Sometimes the government makes payouts to the poor: all citizens who have strictly less money than $x$ are paid accordingly so that after the payout they have exactly $x$ money. In this case the citizens don’t send a receipt.
You know the initial wealth of every citizen and the log of all events: receipts and payouts. Restore the amount of money each citizen has after all events.
Input
The first line contains a single integer $n$ ($1 \le n \le 2 \cdot 10^{5}$) — the numer of citizens.

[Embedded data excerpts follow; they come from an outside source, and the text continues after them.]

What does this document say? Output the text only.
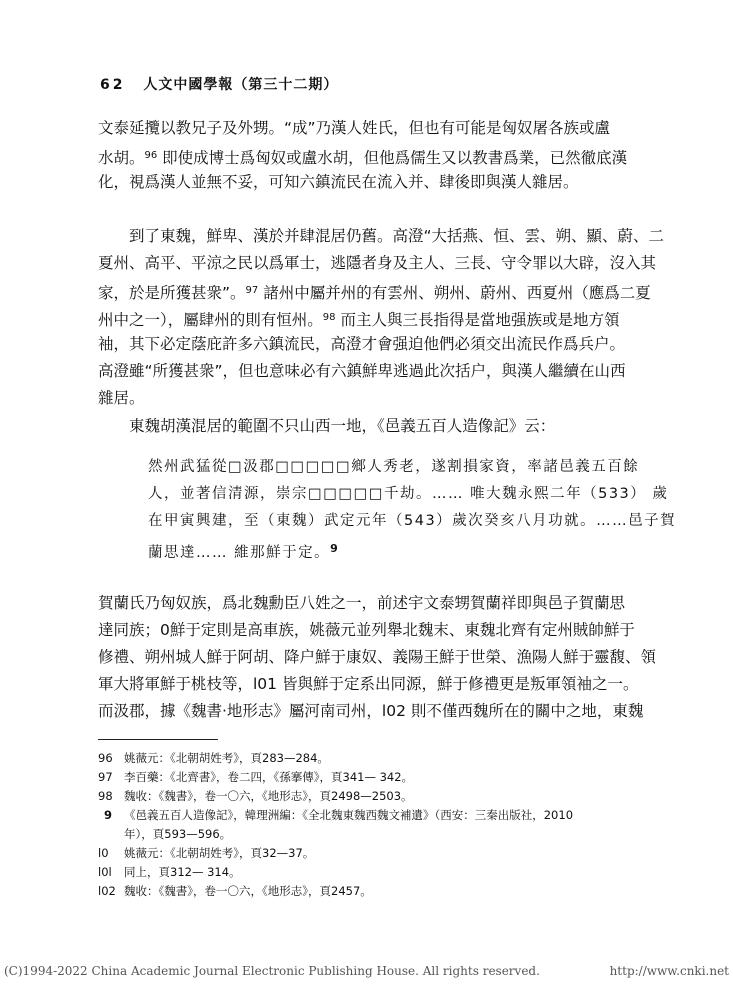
62 人文中國學報（第三十二期）
文泰延攬以教兄子及外甥。“成”乃漢人姓氏，但也有可能是匈奴屠各族或盧
水胡。$^{96}$ 即使成博士爲匈奴或盧水胡，但他爲儒生又以教書爲業，已然徹底漢
化，視爲漢人並無不妥，可知六鎮流民在流入并、肆後即與漢人雜居。
到了東魏，鮮卑、漢於并肆混居仍舊。高澄“大括燕、恒、雲、朔、顯、蔚、二
夏州、高平、平涼之民以爲軍士，逃隱者身及主人、三長、守令罪以大辟，沒入其
家，於是所獲甚衆”。$^{97}$ 諸州中屬并州的有雲州、朔州、蔚州、西夏州（應爲二夏
州中之一），屬肆州的則有恒州。$^{98}$ 而主人與三長指得是當地强族或是地方領
袖，其下必定蔭庇許多六鎮流民，高澄才會强迫他們必須交出流民作爲兵户。
高澄雖“所獲甚衆”，但也意味必有六鎮鮮卑逃過此次括户，與漢人繼續在山西
雜居。
東魏胡漢混居的範圍不只山西一地，《邑義五百人造像記》云：
然州武猛從□汲郡□□□□□鄉人秀老，遂割損家資，率諸邑義五百餘
人，並著信清源，崇宗□□□□□千劫。…… 唯大魏永熙二年（533） 歲
在甲寅興建，至（東魏）武定元年（543）歲次癸亥八月功就。……邑子賀
蘭思達…… 維那鮮于定。$^9$
賀蘭氏乃匈奴族，爲北魏勳臣八姓之一，前述宇文泰甥賀蘭祥即與邑子賀蘭思
達同族；0鮮于定則是高車族，姚薇元並列舉北魏末、東魏北齊有定州賊帥鮮于
修禮、朔州城人鮮于阿胡、降户鮮于康奴、義陽王鮮于世榮、漁陽人鮮于靈馥、領
軍大將軍鮮于桃枝等，l01 皆與鮮于定系出同源，鮮于修禮更是叛軍領袖之一。
而汲郡，據《魏書·地形志》屬河南司州，l02 則不僅西魏所在的關中之地，東魏
96 姚薇元：《北朝胡姓考》，頁283—284。
97 李百藥：《北齊書》，卷二四，《孫搴傳》，頁341— 342。
98 魏收：《魏書》，卷一〇六，《地形志》，頁2498—2503。
9	《邑義五百人造像記》，韓理洲編：《全北魏東魏西魏文補遺》（西安：三秦出版社，2010
年），頁593—596。
l0	姚薇元：《北朝胡姓考》，頁32—37。
l0l	同上，頁312— 314。
l02 魏收：《魏書》，卷一〇六，《地形志》，頁2457。
(C)1994-2022 China Academic Journal Electronic Publishing House. All rights reserved.	http://www.cnki.net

The next line contains $n$ integers $a_1$, $a_2$, …, $a_n$ ($0 \le a_{i} \le 10^{9}$) — the initial balances of citizens.
The next line contains a single integer $q$ ($1 \le q \le 2 \cdot 10^{5}$) — the number of events.
Each of the next $q$ lines contains a single event. The events are given in chronological order.
Each event is described as either 1 p x ($1 \le p \le n$, $0 \le x \le 10^{9}$), or 2 x ($0 \le x \le 10^{9}$). In the first case we have a receipt that the balance of the $p$-th person becomes equal to $x$. In the second case we have a payoff with parameter $x$.
Output
Print $n$ integers — the balances of all citizens after all events.
Examples
input
4 1 2 3 4 3 2 3 1 2 2 2 1
output
3 2 3 4
input
5 3 50 2 1 10 3 1 2 0 2 8 1 3 20
output
8 8 20 8 10
Note
In the first example the balances change as follows: 1 2 3 4 $\rightarrow$ 3 3 3 4 $\rightarrow$ 3 2 3 4 $\rightarrow$ 3 2 3 4
In the second example the balances change as follows: 3 50 2 1 10 $\rightarrow$ 3 0 2 1 10 $\rightarrow$ 8 8 8 8 10 $\rightarrow$ 8 8 20 8 10
Solution:
#include <bits/stdc++.h>
using namespace std;
int main() {
ios::sync_with_stdio(false);
cin.tie(0);
int n;
cin >> n;
vector<int> a(n);
for (int i = 0; i < n; i++) {
cin >> a[i];
}
int tt;
cin >> tt;
vector<int> op(tt);
vector<int> who(tt);
vector<int> val(tt);
for (int i = 0; i < tt; i++) {
cin >> op[i];
if (op[i] == 1) {
cin >> who[i] >> val[i];
--who[i];
} else {
cin >> val[i];
}
}
vector<int> res(n, -1);
int mx = -1;
for (int i = tt - 1; i >= 0; i--) {
if (op[i] == 1) {
if (res[who[i]] == -1) {
res[who[i]] = max(val[i], mx);
}
} else {
mx = max(mx, val[i]);
}
}
for (int i = 0; i < n; i++) {
if (res[i] == -1) {
res[i] = max(a[i], mx);
}
}
for (int i = 0; i < n; i++) {
if (i > 0) {
cout << " ";
}
cout << res[i];
}
cout << '\n';
return 0;
}